Kumari (The Living Goddess)

  • 13/05/2020

Not only does Nepal have many gods, goddess, deities, Bodhisattvas, avatars and manifestations, which are worshipped and revered as statues, images, paintings and symbols, but it also has a real living goddess.The Living Goddess, a young Newar girl with no blemishes is chosen to represent the Goddess Kumari as an incarnation of Goddess Taleju, the tutelary deity of the Malla dynasty and the Shah dynasty which inherited the tradition. The Living Goddess is worshipped with great reverence and even the Shah Kings followed the tradition of receiving tika and blessings from her. Dating back to the 17th century, the practice was institutionalized by a Malla king.

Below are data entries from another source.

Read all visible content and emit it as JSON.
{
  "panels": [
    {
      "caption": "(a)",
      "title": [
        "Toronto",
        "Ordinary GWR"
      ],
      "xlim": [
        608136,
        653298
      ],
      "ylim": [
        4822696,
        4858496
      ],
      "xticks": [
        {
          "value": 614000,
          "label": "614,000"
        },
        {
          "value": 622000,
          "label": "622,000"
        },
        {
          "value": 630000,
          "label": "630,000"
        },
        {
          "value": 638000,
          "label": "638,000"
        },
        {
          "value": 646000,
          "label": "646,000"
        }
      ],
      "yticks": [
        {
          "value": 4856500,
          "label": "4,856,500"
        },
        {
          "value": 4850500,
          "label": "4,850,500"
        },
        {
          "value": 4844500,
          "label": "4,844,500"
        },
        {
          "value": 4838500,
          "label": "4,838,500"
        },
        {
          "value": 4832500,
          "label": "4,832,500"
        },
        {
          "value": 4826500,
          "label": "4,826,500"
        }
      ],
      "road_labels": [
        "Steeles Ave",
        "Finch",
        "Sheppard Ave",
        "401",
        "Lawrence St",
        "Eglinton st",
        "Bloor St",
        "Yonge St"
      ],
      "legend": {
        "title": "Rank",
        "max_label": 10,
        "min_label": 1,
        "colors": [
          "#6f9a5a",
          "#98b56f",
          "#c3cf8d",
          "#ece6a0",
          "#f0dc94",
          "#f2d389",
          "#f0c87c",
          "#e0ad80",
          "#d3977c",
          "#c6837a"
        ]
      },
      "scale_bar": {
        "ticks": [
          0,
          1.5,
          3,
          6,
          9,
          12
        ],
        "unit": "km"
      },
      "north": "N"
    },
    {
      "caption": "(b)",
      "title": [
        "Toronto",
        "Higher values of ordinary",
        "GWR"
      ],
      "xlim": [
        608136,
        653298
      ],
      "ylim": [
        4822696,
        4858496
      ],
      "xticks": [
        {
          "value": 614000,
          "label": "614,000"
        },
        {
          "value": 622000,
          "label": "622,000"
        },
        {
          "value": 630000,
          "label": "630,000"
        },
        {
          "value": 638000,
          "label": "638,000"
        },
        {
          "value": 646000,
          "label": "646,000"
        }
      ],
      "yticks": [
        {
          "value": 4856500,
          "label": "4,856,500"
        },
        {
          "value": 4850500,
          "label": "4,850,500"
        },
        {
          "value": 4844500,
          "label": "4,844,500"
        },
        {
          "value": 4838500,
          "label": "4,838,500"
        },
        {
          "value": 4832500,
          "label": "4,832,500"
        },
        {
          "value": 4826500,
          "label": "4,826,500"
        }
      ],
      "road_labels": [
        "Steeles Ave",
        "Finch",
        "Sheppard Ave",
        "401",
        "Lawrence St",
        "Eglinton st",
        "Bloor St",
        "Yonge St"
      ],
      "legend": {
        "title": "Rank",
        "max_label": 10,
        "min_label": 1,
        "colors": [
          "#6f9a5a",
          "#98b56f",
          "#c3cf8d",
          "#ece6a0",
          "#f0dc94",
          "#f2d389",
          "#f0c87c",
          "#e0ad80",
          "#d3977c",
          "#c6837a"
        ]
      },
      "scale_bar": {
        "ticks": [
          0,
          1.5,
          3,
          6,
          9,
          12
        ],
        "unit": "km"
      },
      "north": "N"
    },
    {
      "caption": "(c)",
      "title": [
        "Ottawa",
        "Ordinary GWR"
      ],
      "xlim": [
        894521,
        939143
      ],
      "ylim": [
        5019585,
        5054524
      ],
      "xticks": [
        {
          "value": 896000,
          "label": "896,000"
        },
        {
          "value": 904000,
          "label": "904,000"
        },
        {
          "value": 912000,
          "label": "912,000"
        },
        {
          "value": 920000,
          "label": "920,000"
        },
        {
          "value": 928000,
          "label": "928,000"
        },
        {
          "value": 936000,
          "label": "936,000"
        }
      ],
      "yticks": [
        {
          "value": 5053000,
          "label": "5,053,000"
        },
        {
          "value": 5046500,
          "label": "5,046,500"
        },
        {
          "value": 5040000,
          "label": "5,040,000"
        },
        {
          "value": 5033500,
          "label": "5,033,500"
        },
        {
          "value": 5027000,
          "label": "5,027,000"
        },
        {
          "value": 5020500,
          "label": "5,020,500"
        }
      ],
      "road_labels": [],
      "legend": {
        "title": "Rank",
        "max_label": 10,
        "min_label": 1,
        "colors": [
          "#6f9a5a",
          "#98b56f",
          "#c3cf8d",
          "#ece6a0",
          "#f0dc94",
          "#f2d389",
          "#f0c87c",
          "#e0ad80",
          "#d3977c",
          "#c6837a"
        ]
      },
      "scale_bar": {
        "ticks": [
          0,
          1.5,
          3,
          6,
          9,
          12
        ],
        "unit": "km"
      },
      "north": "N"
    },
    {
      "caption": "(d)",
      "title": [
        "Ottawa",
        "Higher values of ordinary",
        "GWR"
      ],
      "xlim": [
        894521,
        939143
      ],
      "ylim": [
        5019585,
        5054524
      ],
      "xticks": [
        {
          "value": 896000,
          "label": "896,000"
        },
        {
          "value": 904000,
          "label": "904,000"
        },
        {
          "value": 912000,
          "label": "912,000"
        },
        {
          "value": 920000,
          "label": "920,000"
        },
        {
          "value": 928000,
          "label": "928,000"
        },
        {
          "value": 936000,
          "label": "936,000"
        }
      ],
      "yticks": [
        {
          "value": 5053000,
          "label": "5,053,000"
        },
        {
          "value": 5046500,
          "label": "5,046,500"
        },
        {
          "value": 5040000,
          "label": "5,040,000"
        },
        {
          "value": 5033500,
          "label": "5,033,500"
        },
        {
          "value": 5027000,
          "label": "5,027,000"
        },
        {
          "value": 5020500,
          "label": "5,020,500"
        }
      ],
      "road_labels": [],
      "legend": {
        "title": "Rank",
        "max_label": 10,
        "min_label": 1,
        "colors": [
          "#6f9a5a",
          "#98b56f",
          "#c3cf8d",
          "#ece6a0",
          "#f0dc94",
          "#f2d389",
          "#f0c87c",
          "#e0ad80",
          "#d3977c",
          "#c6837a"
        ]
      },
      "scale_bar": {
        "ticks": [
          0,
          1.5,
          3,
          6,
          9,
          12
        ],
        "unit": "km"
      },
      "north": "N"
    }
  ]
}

Legend has it that King Jaya Prakash Malla under the influence of alcohol, while playing a game with the visiting Goddess Taleju in the form of a human, started lusting after her. This offended the goddess and she ordered the king to make an oath that he would select a virgin girl within whom she would always reside. The tradition has been an integral part of both Hinduism and Buddhism, a tradition which continues till date.

The predominance of the Kumari cult is more distinctly evident among the Newar community inside the Kathmandu Valley as she has become an inevitable feature of their worship almost in every Vihar and Bahal and including the nooks and corners of Newari settlements. However, it was the Vajrayana sect of Mahayana Buddhism that was responsible for establishing the tradition of worshipping a girl from the Sakya community as the royal Living Goddess. The selection of the Living Goddess is a highly elaborate tantric ritual. There are certain tests a girl has to pass to be the Living Goddess, like the 32 attributes of Perfection, the color of her eyes, the shape of her teeth and the sound of her voice, even the alignment of stars in her zodiac sign plays a significant role. The girls from the Sakya community are made to confront a goddess in the darkened room. The sight of the Buffalo heads scattered around, the demon- like masked dancers, the terrifying noises. Most of the girls do not make it through. As believed all these tests will not effect the real goddess, so the one who is unscathed through the whole ordeal is the one who is entitled to sit on the pedestal for worship as the Living Goddess. Then as a final procession is similar to that of the Dalai Lama, the Kumari, chooses items of clothing and decoration worn by her predecessor.

The god-house “Kumari Ghar” is a storeyed-house of magnificent intricate carvings where the Living Goddess performs her daily rituals. During her tenure in the god-house, Guthi Sansthan, the government trust fund bears her entire expenses including that of her caretakers. Under normal circumstances, her days in the god-house come to an end with her first menstruation.

On Indra Jatra, in September, the Living Goddess in all her jeweled splendor travels through the older part of Kathmandu city in a three tiered chariot accompanied by Ganesh and Bhairab for three days. It is really a grand gala where thaousands’s of people throng in and around the Kathmandu Durbar Square to pay their homage to the Living Goddess.